Identifying biological factors which contribute to the clinical progression of heterogeneous motor and non-motor phenotypes in Parkinson’s disease may help to better understand the disease process. Several lipid-related genetic risk factors for Parkinson’s disease have been identified, and the serum lipid signature of Parkinson’s disease patients is significantly distinguishable from controls. However, the extent to which lipid profiles are associated with clinical outcomes remains unclear. Untargeted high-performance liquid chromatography-tandem mass spectrometry identified >900 serum lipids in Parkinson’s disease subjects at baseline (n = 122), and the potential for machine learning models using these lipids to predict motor and non-motor clinical scores after 2 years (n = 67) was assessed. Machine learning models performed best when baseline serum lipids were used to predict the 2-year future Unified Parkinson’s disease rating scale part three (UPDRS III) and Geriatric Depression Scale scores (both normalised root mean square error = 0.7). Feature analysis of machine learning models indicated that species of lysophosphatidylethanolamine, phosphatidylcholine, platelet-activating factor, sphingomyelin, diacylglycerol and triacylglycerol were top predictors of both motor and non-motor scores. Serum lipids were overall more important predictors of clinical outcomes than subject sex, age and mutation status of the Parkinson’s disease risk gene LRRK2. Furthermore, lipids were found to better predict clinical scales than a panel of 27 serum cytokines previously measured in this cohort (The Michael J. Fox Foundation LRRK2 Clinical Cohort Consortium). These results suggest that lipid changes may be associated with clinical phenotypes in Parkinson’s disease.

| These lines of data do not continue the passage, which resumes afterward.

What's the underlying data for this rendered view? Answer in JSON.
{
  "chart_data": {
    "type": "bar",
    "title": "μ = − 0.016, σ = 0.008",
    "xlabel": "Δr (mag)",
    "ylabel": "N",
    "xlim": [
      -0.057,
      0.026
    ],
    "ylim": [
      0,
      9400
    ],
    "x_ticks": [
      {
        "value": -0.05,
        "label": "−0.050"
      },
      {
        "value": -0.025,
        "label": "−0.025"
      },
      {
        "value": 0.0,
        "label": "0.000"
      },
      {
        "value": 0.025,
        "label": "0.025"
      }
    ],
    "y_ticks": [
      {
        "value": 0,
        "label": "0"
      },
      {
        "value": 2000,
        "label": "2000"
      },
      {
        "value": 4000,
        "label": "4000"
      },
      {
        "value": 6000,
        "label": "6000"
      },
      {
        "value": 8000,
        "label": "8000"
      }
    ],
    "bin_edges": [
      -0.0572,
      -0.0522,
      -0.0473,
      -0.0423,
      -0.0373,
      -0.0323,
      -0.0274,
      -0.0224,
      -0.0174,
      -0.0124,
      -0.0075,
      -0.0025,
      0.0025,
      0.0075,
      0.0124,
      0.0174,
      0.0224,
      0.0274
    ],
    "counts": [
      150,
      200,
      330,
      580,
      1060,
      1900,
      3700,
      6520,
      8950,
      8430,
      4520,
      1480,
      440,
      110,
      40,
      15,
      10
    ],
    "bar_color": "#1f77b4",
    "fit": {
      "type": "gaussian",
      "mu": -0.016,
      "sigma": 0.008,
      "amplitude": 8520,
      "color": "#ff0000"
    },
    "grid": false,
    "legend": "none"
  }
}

识别导致帕金森病异质运动和非运动表型临床进展的生物学因素可能有助于更好地了解疾病过程。帕金森病的几种与脂质相关的遗传风险因素已被确定，帕金森病患者的血清脂质特征与对照组有显着区别。然而，血脂谱与临床结果的关联程度仍不清楚。非靶向高效液相色谱-串联质谱法在帕金森病受试者的基线 ( n = 122) 中确定了 >900 种血清脂质，以及使用这些脂质的机器学习模型在 2 年后预测运动和非运动临床评分的潜力 ( n = 67) 进行了评估。当使用基线血清脂质来预测 2 年未来统一帕金森病评分量表第三部分 (UPDRS III) 和老年抑郁量表评分（均归一化均方根误差 = 0.7）时，机器学习模型表现最佳。机器学习模型的特征分析表明，溶血磷脂酰乙醇胺、磷脂酰胆碱、血小板激活因子、鞘磷脂、二酰甘油和三酰甘油的种类是运动和非运动评分的首要预测因子。总体而言，血清脂质是比受试者性别、年龄和帕金森病风险基因LRRK2突变状态更重要的临床结果预测因子。此外，与之前在该队列（Michael J. Fox 基金会 LRRK2 临床队列联盟）中测量的一组 27 种血清细胞因子相比，脂质可以更好地预测临床规模。 这些结果表明脂质变化可能与帕金森病的临床表型有关。